Petrochemical feedstock specifications differ in priority. An ethane cracker buying ethane recovered at a Mont Belvieu fractionator wants high purity. A typical contract specification calls for at least 95 percent ethane with ethylene below 0.5 percent, propane below 3 percent, and total inerts below 0.5 percent. A propane dehydrogenation unit producing propylene wants HD-5 propane: greater than 90 percent propane, less than 5 percent propylene, and less than 2.5 percent C4-and-heavier impurities. A methanol or urea unit running on natural gas wants pipeline-quality gas with tight sulfur control because the synthesis catalysts are sensitive to sulfur and to chlorides at the parts-per-billion level. The chemistry of the reactor sets the tightness of the spec, not the pipeline.

Custody Transfer and Online Analysis

Every Btu of gas that changes hands at a custody-transfer point is metered. The flow meter, typically an orifice meter, an ultrasonic meter, or a Coriolis meter, measures volumetric flow. A gas chromatograph at the same point measures composition. Multiplying the volume by the heating value calculated from the composition gives the energy delivered, the number on which the contract pays.

The chromatograph is the binding instrument. A typical online GC at a gas-processing plant outlet or at a pipeline interconnect samples the stream every two to ten minutes, separates the components into individual peaks on a packed or capillary column, and reports back C1 through C6+ along with nitrogen, carbon dioxide, hydrogen sulfide, and oxygen. Calibration is against a certified reference gas mixture traceable to the National Institute of Standards and Technology. The calculation of heating value, specific gravity, and Wobbe Index from the composition follows AGA Report No. 5, the American Gas Association’s standard for determining heating value. The conversion of measured volumetric flow to a base-condition standard cubic foot follows AGA Report No. 8 for the equation of state in custody-transfer applications. Outside the United States, ISO 6976 covers the heating-value calculation from composition.

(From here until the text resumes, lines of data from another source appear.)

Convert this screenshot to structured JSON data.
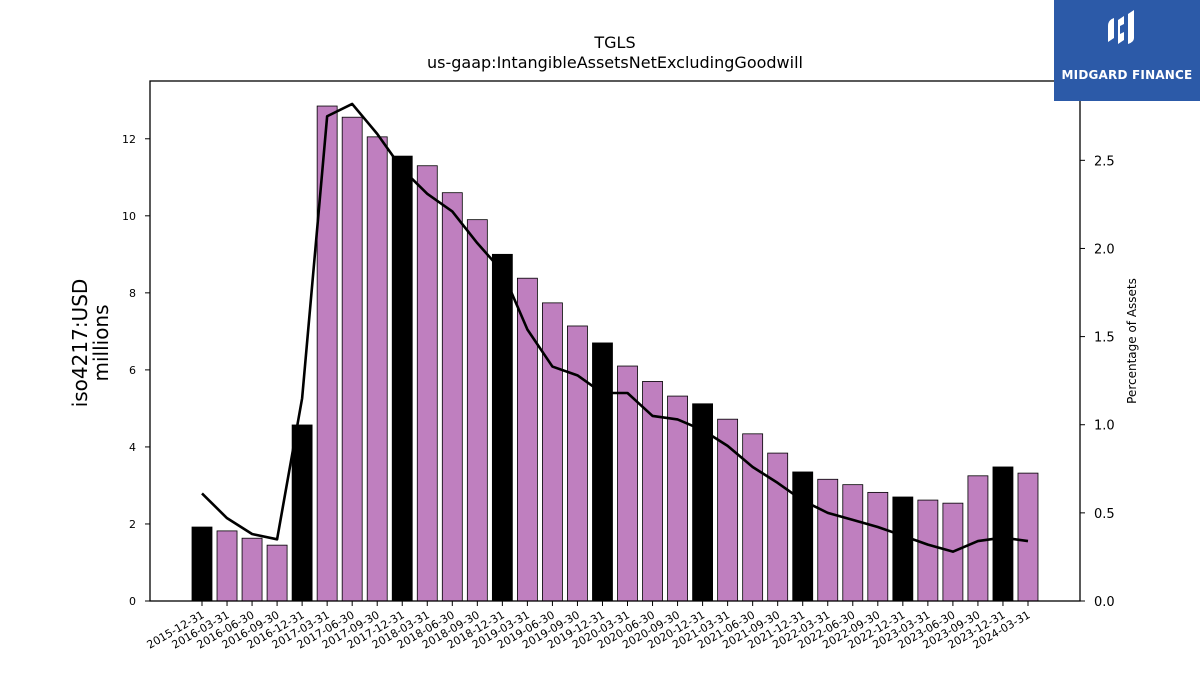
{
  "chart_data": {
    "type": "bar",
    "title": "TGLS",
    "subtitle": "us-gaap:IntangibleAssetsNetExcludingGoodwill",
    "ylabel_line1": "iso4217:USD",
    "ylabel_line2": "millions",
    "y2label": "Percentage of Assets",
    "ylim": [
      0,
      13.5
    ],
    "y2lim": [
      0,
      2.95
    ],
    "yticks": [
      "0",
      "2",
      "4",
      "6",
      "8",
      "10",
      "12"
    ],
    "y2ticks": [
      "0.0",
      "0.5",
      "1.0",
      "1.5",
      "2.0",
      "2.5"
    ],
    "categories": [
      "2015-12-31",
      "2016-03-31",
      "2016-06-30",
      "2016-09-30",
      "2016-12-31",
      "2017-03-31",
      "2017-06-30",
      "2017-09-30",
      "2017-12-31",
      "2018-03-31",
      "2018-06-30",
      "2018-09-30",
      "2018-12-31",
      "2019-03-31",
      "2019-06-30",
      "2019-09-30",
      "2019-12-31",
      "2020-03-31",
      "2020-06-30",
      "2020-09-30",
      "2020-12-31",
      "2021-03-31",
      "2021-06-30",
      "2021-09-30",
      "2021-12-31",
      "2022-03-31",
      "2022-06-30",
      "2022-09-30",
      "2022-12-31",
      "2023-03-31",
      "2023-06-30",
      "2023-09-30",
      "2023-12-31",
      "2024-03-31"
    ],
    "series": [
      {
        "kind": "bar",
        "values": [
          1.92,
          1.82,
          1.63,
          1.45,
          4.57,
          12.85,
          12.56,
          12.05,
          11.55,
          11.3,
          10.6,
          9.9,
          9.0,
          8.38,
          7.74,
          7.14,
          6.7,
          6.1,
          5.7,
          5.32,
          5.12,
          4.72,
          4.34,
          3.84,
          3.35,
          3.16,
          3.02,
          2.82,
          2.7,
          2.62,
          2.54,
          3.25,
          3.48,
          3.32
        ]
      },
      {
        "kind": "line",
        "axis": "right",
        "values": [
          0.61,
          0.47,
          0.38,
          0.35,
          1.15,
          2.75,
          2.82,
          2.65,
          2.45,
          2.31,
          2.21,
          2.03,
          1.87,
          1.54,
          1.33,
          1.28,
          1.18,
          1.18,
          1.05,
          1.03,
          0.97,
          0.88,
          0.76,
          0.67,
          0.57,
          0.5,
          0.46,
          0.42,
          0.37,
          0.32,
          0.28,
          0.34,
          0.36,
          0.34
        ]
      }
    ],
    "colors": {
      "bar": "#bf7fbf",
      "bar_year_end": "#000000",
      "line": "#000000",
      "edge": "#000000"
    },
    "grid": false
  },
  "logo": {
    "text": "MIDGARD FINANCE",
    "color": "#2c5aa8"
  }
}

API Manual of Petroleum Measurement Standards Chapter 14, Section 5, abbreviated API 14.5, covers the calculation of gross heating value and other gas properties from a chromatographic analysis. The standard sets out the sample-handling, integration, and rounding conventions used in the US. Pipelines and producers reference API 14.5 in their tariffs and contracts.

The economic stake is small per cubic foot and large per facility. A 1 Bcf/d pipeline interconnect moving gas at 1,030 Btu/scf delivers about 1.03 trillion Btu per day, or roughly 1,030,000 dekatherms. A 0.5 percent error in the chromatograph’s heating value calculation moves the daily settlement by more than $20,000 at $4 per MMBtu and by more than $50,000 in a tight winter market. A 2 percent error breaks careers. Custody-transfer instruments are calibrated weekly, audited monthly, and re-certified annually under contractual obligations that survive any change in operator or counterparty.

Closing

Specifications determine which molecules are accepted into the pipeline grid and which are rejected at the wellhead. Chapter 4 turns from the molecule to the activity that produces it: exploration and drilling.